À cet égard, il y a lieu de rappeler, ainsi que le relève la juridiction de renvoi, qu’il est constant que la directive 2003/88 ne règle pas la question de la rémunération des travailleurs, cet aspect échappant, en vertu de l’article 153, paragraphe 5, TFUE, à la compétence de l’Union.

Partant, si les États membres sont habilités à fixer la rémunération des travailleurs tombant dans le champ d’application de la directive 2003/88 en fonction de la définition des notions de « temps de travail » et de « période de repos », figurant à l’article 2 de cette directive, ils ne sont pas contraints de le faire.

(voir points 49, 50, 52, disp. 3)

5.      L’article 2 de la directive 2003/88 doit être interprété en ce sens que le temps de garde qu’un travailleur passe à domicile avec l’obligation de répondre aux appels de son employeur dans un délai de 8 minutes, restreignant très significativement les possibilités d’avoir d’autres activités, doit être considéré comme « temps de travail ».

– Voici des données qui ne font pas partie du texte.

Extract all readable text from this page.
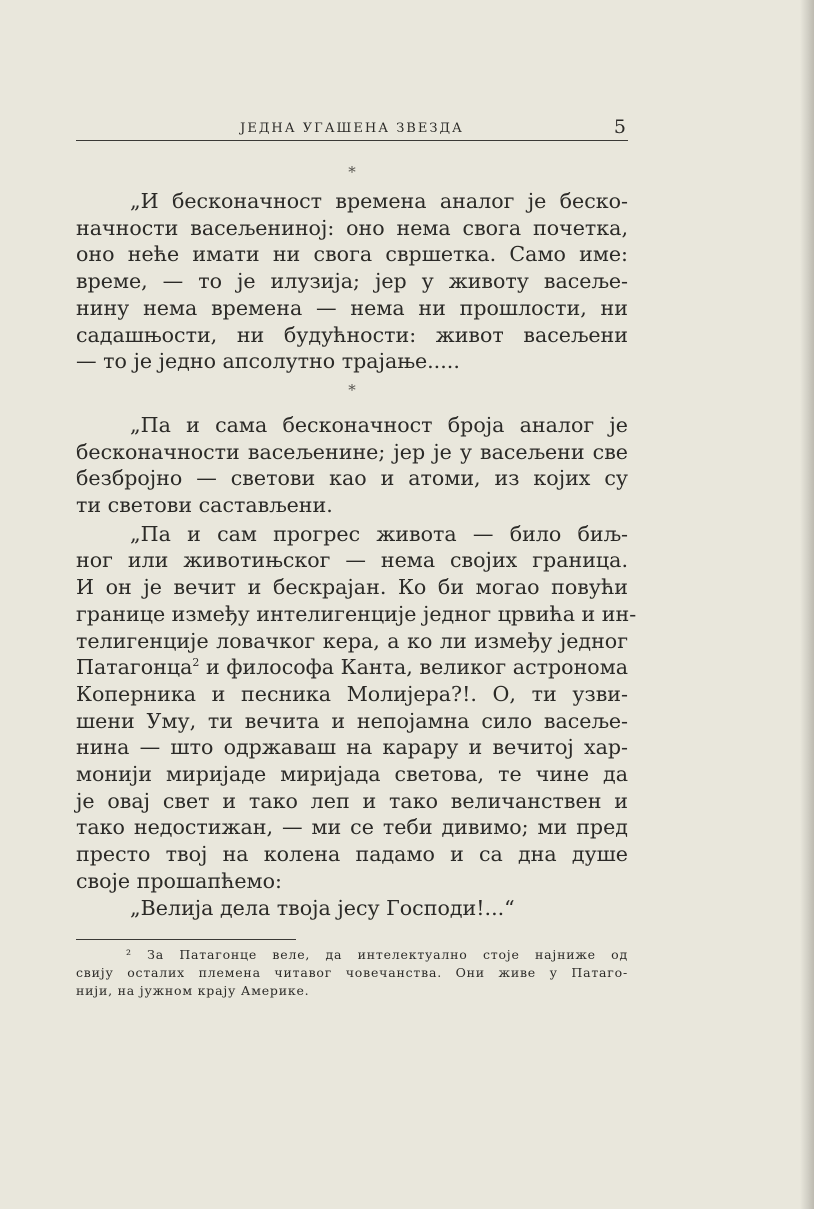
ЈЕДНА УГАШЕНА ЗВЕЗДА	5
*
„И бесконачност времена аналог је беско-
начности васељенинoј: оно нема свога почетка,
оно неће имати ни свога свршетка. Само име:
време, — то је илузија; јер у животу васеље-
нину нема времена — нема ни прошлости, ни
садашњости, ни будућности: живот васељени
— то је једно апсолутно трајање.....
*
„Па и сама бесконачност броја аналог је
бесконачности васељенине; јер је у васељени све
безбројно — светови као и атоми, из којих су
ти светови састављени.
„Па и сам прогрес живота — било биљ-
ног или животињског — нема својих граница.
И он је вечит и бескрајан. Ко би могао повући
границе између интелигенције једног црвића и ин-
телигенције ловачког кера, а ко ли између једног
Патагонца$^2$ и философа Канта, великог астронома
Коперника и песника Молијера?!. О, ти узви-
шени Уму, ти вечита и непојамна сило васеље-
нина — што одржаваш на карару и вечитој хар-
монији миријаде миријада светова, те чине да
је овај свет и тако леп и тако величанствен и
тако недостижан, — ми се теби дивимо; ми пред
престо твој на колена падамо и са дна душе
своје прошапћемо:
„Велија дела твоја јесу Господи!...“
² За Патагонце веле, да интелектуално стоје најниже од
свију осталих племена читавог човечанства. Они живе у Патаго-
нији, на јужном крају Америке.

En effet, exclure de la notion de « temps de travail » la période de garde selon le régime de présence physique sur le lieu de travail reviendrait à remettre en cause l’objectif de la directive 2003/88 qui est d’assurer la sécurité et la santé des travailleurs, en les faisant bénéficier de périodes minimales de repos et de périodes de pause adéquates (voir, en ce sens, arrêt du 3 octobre 2000, Simap, C‑303/98, EU:C:2000:528, point 49).

En outre, il ressort de la jurisprudence de la Cour que le facteur déterminant pour la qualification de « temps de travail », au sens de la directive 2003/88, est le fait que le travailleur est contraint d’être physiquement présent au lieu déterminé par l’employeur et de s’y tenir à la disposition de ce dernier pour pouvoir immédiatement fournir les prestations appropriées en cas de besoin. En effet, il y a lieu de considérer ces obligations, qui mettent les travailleurs concernés dans l’impossibilité de choisir leur lieu de séjour pendant les périodes de garde, comme relevant de l’exercice de leurs fonctions (voir, en ce sens, arrêt du 9 septembre 2003, Jaeger, C‑151/02, EU:C:2003:437, point 63, ainsi que ordonnance du 4 mars 2011, Grigore, C‑258/10, non publiée, EU:C:2011:122, point 53 et jurisprudence citée).

Il convient de relever, enfin, qu’il en va différemment de la situation dans laquelle le travailleur effectue une garde selon le système d’astreinte qui veut qu’il soit accessible en permanence sans pour autant être obligé d’être présent sur le lieu de travail. En effet, même s’il est à la disposition de son employeur dans la mesure où il doit pouvoir être joint, dans cette situation, le travailleur peut gérer son temps avec moins de contraintes et se consacrer à ses propres intérêts. Dans ces conditions, seul le temps lié à la prestation effective de services doit être considéré comme « temps de travail » au sens de la directive 2003/88 (voir, en ce sens, arrêt du 9 septembre 2003, Jaeger, C‑151/02, EU:C:2003:437, point 65 et jurisprudence citée).